Cancer du col de l'utérus

En quelques chiffrres

Le cancer du col de l'utérus est la 11ème cause de cancer chez la femme en France, avec environ 3 000 nouveaux cas diagnostiqués par an en 2008. Le pic d’incidence est à 40 ans. Le cancer du col est responsable de près de 1000 décès annuels. Le pic de mortalité est vers 50 ans.
La majorité des cancers du col sont des carcinomes parmi lesquels on distingue :

  • 80 à 90 % de carcinomes épidermoïdes développés à partir de l’exocol.
  • 10 à 20 % d’adénocarcinomes développés à partir des cellules de l’endocol.

Qu'est ce que c'est

Le cancer du col est une affection d’origine infectieuse liée à certains papilloma virus (HPV) oncogènes comme les HPV 16 et 18 retrouvés dans près de 70% des cas.
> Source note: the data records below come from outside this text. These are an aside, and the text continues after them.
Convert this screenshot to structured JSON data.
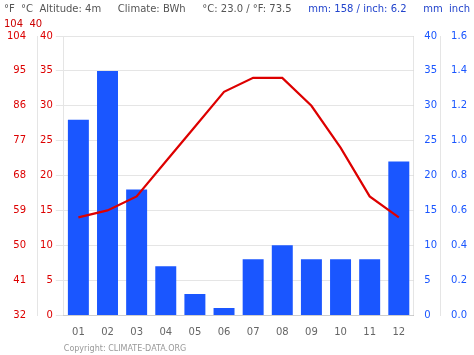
{
  "chart_data": {
    "type": "bar",
    "categories": [
      "01",
      "02",
      "03",
      "04",
      "05",
      "06",
      "07",
      "08",
      "09",
      "10",
      "11",
      "12"
    ],
    "series": [
      {
        "type": "bar",
        "color": "#1a56ff",
        "axis": "y2",
        "values": [
          28,
          35,
          18,
          7,
          3,
          1,
          8,
          10,
          8,
          8,
          8,
          22
        ]
      },
      {
        "type": "line",
        "color": "#dd0000",
        "values": [
          14,
          15,
          17,
          22,
          27,
          32,
          34,
          34,
          30,
          24,
          17,
          14
        ]
      }
    ],
    "ylim": [
      0,
      40
    ],
    "yticks": [
      0,
      5,
      10,
      15,
      20,
      25,
      30,
      35,
      40
    ],
    "y2lim": [
      0,
      40
    ],
    "y2ticks": [
      0,
      5,
      10,
      15,
      20,
      25,
      30,
      35,
      40
    ],
    "y3lim": [
      0,
      40
    ],
    "y3ticks": [
      {
        "value": 0,
        "label": "32"
      },
      {
        "value": 5,
        "label": "41"
      },
      {
        "value": 10,
        "label": "50"
      },
      {
        "value": 15,
        "label": "59"
      },
      {
        "value": 20,
        "label": "68"
      },
      {
        "value": 25,
        "label": "77"
      },
      {
        "value": 30,
        "label": "86"
      },
      {
        "value": 35,
        "label": "95"
      },
      {
        "value": 40,
        "label": "104"
      }
    ],
    "y4lim": [
      0,
      40
    ],
    "y4ticks": [
      {
        "value": 0,
        "label": "0.0"
      },
      {
        "value": 5,
        "label": "0.2"
      },
      {
        "value": 10,
        "label": "0.4"
      },
      {
        "value": 15,
        "label": "0.6"
      },
      {
        "value": 20,
        "label": "0.8"
      },
      {
        "value": 25,
        "label": "1.0"
      },
      {
        "value": 30,
        "label": "1.2"
      },
      {
        "value": 35,
        "label": "1.4"
      },
      {
        "value": 40,
        "label": "1.6"
      }
    ],
    "grid": true,
    "annotations": [
      {
        "text": "°F  °C  Altitude: 4m",
        "color": "#555555"
      },
      {
        "text": "Climate: BWh",
        "color": "#555555"
      },
      {
        "text": "°C: 23.0 / °F: 73.5",
        "color": "#555555"
      },
      {
        "text": "mm: 158 / inch: 6.2",
        "color": "#2244cc"
      },
      {
        "text": "mm  inch",
        "color": "#2244cc"
      },
      {
        "text": "104  40",
        "color": "#cc0000"
      },
      {
        "text": "Copyright: CLIMATE-DATA.ORG",
        "color": "#999999"
      }
    ]
  }
}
Cette infection est sexuellement transmissible favorisée par la précocité des rapports sexuels et par la multiplicité des partenaires. Certains facteurs de risque comme le tabagisme ou l’immunodéficience favorisent la persistance de cette infection. On peut considérer que 80% des femmes en âge d’avoir des rapports sexuels sont en contact avec ce virus et le pic de contamination se situe entre 20 et 25 ans. 90% des infections par HPV se guérissent seules. Le cancer du col a dans la majorité des cas une évolution lente et met entre 10 et 15 ans à se développer.

L’infection persistante à HPV se traduit au départ par des lésions précancéreuses. Ces lésions vont du simple condylome à la dysplasie sévère (CIN 3) en passant par la dysplasie légère et moyenne (CIN1 et 2). On peut considérer que les condylomes et dysplasies légères ont un taux de guérison spontanée de 90%.

Evolution

Du fait de son évolution lente et de l’existence de lésions précancéreuses curables, le cancer du col peut être dépisté à un stade précoce et être prévenu en traitant les lésions précancéreuses. C’est pourquoi un dépistage a été mis en place. Il consiste en la réalisation d’un frottis cervico -tous les trois ans entre 25 et 65 ans. Lorsqu’un frottis se révèle anormal des investigations complémentaires (telles que recherche de papilloma virus oncogène, colposcopie avec biopsie, curetage endocol…) sont réalisées.
Le dépistage des lésions précancéreuses a permis une diminution de moitié de l’incidence du cancer du col depuis 20 ans. Un dépistage régulier de la population devrait permettre de réduire l’incidence de plus de 90%. En matière de prévention, deux vaccins existent afin de prévenir une infection par les HPV 16 et 18 qui sont les virus les plus souvent retrouvés. Mais compte tenu qu’il existe plus d’une vingtaine d’HPV oncogènes, cette vaccination ne dispense pas du dépistage.